Meadowbrook Congregational Church

“Where Your Treasure Is”

Rev. Art Ritter

August 11, 2019

 

Luke 12:32-40

“Do not be afraid, little flock, for it is your Father’s good pleasure to give you the kingdom. Sell your possessions, and give alms. Make purses for yourselves that do not wear out, an unfailing treasure in heaven, where no thief comes near and no moth destroys. For where your treasure is, there your heart will be also. “Be dressed for action and have your lamps lit; be like those who are waiting for their master to return from the wedding banquet, so that they may open the door for him as soon as he comes and knocks. Blessed are those slaves whom the master finds alert when he comes; truly I tell you, he will fasten his belt and have them sit down to eat, and he will come and serve them.

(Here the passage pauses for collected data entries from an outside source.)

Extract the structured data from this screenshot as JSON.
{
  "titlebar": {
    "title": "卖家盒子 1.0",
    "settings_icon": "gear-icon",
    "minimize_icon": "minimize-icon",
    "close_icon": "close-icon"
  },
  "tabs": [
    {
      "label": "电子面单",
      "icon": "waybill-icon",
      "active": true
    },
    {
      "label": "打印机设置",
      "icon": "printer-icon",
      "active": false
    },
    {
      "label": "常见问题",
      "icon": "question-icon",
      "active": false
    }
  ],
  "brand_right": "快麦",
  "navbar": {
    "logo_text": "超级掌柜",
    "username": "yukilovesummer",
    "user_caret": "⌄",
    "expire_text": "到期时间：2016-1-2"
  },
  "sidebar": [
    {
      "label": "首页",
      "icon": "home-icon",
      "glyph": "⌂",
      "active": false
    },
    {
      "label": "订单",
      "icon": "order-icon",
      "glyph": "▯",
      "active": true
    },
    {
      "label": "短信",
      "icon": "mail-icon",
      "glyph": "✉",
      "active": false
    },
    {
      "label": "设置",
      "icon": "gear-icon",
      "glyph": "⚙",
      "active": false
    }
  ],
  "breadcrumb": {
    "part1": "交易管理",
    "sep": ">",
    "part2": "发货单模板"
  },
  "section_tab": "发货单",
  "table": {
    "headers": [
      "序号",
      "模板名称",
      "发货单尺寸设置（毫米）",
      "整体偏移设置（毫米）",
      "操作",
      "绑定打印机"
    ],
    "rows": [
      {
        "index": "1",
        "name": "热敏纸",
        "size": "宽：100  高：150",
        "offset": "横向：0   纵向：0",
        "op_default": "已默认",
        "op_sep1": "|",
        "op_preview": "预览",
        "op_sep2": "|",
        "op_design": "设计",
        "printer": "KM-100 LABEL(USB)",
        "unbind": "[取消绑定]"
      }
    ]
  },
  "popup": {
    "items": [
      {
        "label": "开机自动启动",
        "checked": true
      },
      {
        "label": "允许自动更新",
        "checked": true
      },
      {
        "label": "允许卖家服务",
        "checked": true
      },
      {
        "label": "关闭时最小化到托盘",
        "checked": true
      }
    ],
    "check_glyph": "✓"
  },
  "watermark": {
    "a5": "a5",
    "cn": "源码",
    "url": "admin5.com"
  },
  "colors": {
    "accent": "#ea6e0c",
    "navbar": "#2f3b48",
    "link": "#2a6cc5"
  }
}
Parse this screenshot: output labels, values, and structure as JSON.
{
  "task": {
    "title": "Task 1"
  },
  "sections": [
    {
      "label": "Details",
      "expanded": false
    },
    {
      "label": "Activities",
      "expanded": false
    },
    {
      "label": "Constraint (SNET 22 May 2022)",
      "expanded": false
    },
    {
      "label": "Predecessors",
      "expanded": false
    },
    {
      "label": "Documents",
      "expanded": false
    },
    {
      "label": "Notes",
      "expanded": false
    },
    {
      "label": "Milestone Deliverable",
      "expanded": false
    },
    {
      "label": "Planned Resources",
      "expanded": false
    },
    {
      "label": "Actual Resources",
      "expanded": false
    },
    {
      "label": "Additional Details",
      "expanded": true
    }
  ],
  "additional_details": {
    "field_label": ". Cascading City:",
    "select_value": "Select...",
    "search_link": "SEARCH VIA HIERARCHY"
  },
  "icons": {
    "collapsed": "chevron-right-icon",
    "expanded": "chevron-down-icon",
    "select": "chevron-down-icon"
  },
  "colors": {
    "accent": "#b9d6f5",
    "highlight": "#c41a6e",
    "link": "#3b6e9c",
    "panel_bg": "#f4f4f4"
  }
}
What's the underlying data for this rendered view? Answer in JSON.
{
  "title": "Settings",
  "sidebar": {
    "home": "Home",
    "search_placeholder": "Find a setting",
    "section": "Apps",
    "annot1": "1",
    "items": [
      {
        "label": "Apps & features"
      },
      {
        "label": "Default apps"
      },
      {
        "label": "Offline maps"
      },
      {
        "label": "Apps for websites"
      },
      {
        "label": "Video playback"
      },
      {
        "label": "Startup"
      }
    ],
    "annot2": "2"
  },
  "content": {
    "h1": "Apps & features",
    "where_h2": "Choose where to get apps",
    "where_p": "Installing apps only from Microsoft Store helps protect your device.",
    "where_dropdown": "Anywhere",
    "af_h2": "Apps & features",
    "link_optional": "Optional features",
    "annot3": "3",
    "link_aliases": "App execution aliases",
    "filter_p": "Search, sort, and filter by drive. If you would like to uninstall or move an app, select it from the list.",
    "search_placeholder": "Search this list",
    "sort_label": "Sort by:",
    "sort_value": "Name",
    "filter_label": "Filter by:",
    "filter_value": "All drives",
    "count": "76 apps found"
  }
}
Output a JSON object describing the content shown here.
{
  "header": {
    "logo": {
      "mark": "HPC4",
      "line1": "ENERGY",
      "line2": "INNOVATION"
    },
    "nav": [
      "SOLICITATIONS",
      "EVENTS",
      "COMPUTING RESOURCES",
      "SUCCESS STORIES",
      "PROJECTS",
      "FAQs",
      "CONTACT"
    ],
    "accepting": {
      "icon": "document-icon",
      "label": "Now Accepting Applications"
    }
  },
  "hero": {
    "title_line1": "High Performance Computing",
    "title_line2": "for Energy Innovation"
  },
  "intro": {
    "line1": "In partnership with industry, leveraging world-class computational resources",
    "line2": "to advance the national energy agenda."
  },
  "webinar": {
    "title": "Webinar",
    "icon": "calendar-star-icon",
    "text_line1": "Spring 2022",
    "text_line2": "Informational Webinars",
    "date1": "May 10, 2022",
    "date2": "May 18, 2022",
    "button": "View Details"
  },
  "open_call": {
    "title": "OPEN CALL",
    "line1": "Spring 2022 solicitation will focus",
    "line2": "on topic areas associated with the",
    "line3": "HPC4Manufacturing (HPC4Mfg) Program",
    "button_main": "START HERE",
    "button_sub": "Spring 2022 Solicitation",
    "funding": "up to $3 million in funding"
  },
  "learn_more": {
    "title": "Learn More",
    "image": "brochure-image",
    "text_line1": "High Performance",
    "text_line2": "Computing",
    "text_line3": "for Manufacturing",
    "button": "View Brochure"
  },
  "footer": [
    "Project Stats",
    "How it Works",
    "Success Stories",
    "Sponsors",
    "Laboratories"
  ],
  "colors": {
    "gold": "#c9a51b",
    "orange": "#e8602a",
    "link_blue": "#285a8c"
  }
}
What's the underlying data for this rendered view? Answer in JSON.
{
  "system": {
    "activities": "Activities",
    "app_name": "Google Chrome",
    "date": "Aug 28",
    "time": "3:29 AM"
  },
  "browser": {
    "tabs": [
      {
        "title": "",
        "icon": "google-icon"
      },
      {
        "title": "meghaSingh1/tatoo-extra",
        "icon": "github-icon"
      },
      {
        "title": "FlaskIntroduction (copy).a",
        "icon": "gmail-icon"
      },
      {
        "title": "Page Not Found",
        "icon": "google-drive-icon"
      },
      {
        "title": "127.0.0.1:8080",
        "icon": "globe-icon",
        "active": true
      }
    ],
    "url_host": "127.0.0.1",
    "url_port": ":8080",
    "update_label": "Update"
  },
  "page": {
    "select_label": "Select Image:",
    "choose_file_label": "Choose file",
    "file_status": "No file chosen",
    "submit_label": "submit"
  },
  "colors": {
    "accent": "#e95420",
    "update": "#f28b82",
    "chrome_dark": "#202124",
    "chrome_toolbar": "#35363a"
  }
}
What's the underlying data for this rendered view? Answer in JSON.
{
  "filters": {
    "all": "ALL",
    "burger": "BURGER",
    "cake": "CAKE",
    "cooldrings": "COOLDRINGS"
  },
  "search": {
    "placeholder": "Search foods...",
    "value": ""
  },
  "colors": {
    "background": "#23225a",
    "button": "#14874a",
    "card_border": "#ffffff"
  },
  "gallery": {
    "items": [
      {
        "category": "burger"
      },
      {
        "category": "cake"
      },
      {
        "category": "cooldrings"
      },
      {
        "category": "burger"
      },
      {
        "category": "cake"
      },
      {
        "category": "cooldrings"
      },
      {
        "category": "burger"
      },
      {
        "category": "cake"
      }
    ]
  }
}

If he comes during the middle of the night, or near dawn, and finds them so, blessed are those slaves. “But know this: if the owner of the house had known at what hour the thief was coming, he would not have let his house be broken into. You also must be ready, for the Son of Man is coming at an unexpected hour.”

 

My daughter Amelia called me this week to share some news.  She told me that her friend Emily Weibel was expecting a baby early next year.  While we were living in Salt Lake City, Emily was almost like a member of our family.  She and Amelia were constantly together.  It seems that Emily was always at our house or I was always driving Amelia to Emily’s house.  When we watch videos of any birthday celebration while we lived in Utah, Emily is right there with us, singing “Happy Birthday” and eating the cake.  The Weibels attended our church and our families shared in many social activities.  I went to a lot of minor league baseball games with Emily’s father and her brothers.  I think that all of the Weibels, with the exception of Emily, have visited us a couple of times since we returned to Michigan.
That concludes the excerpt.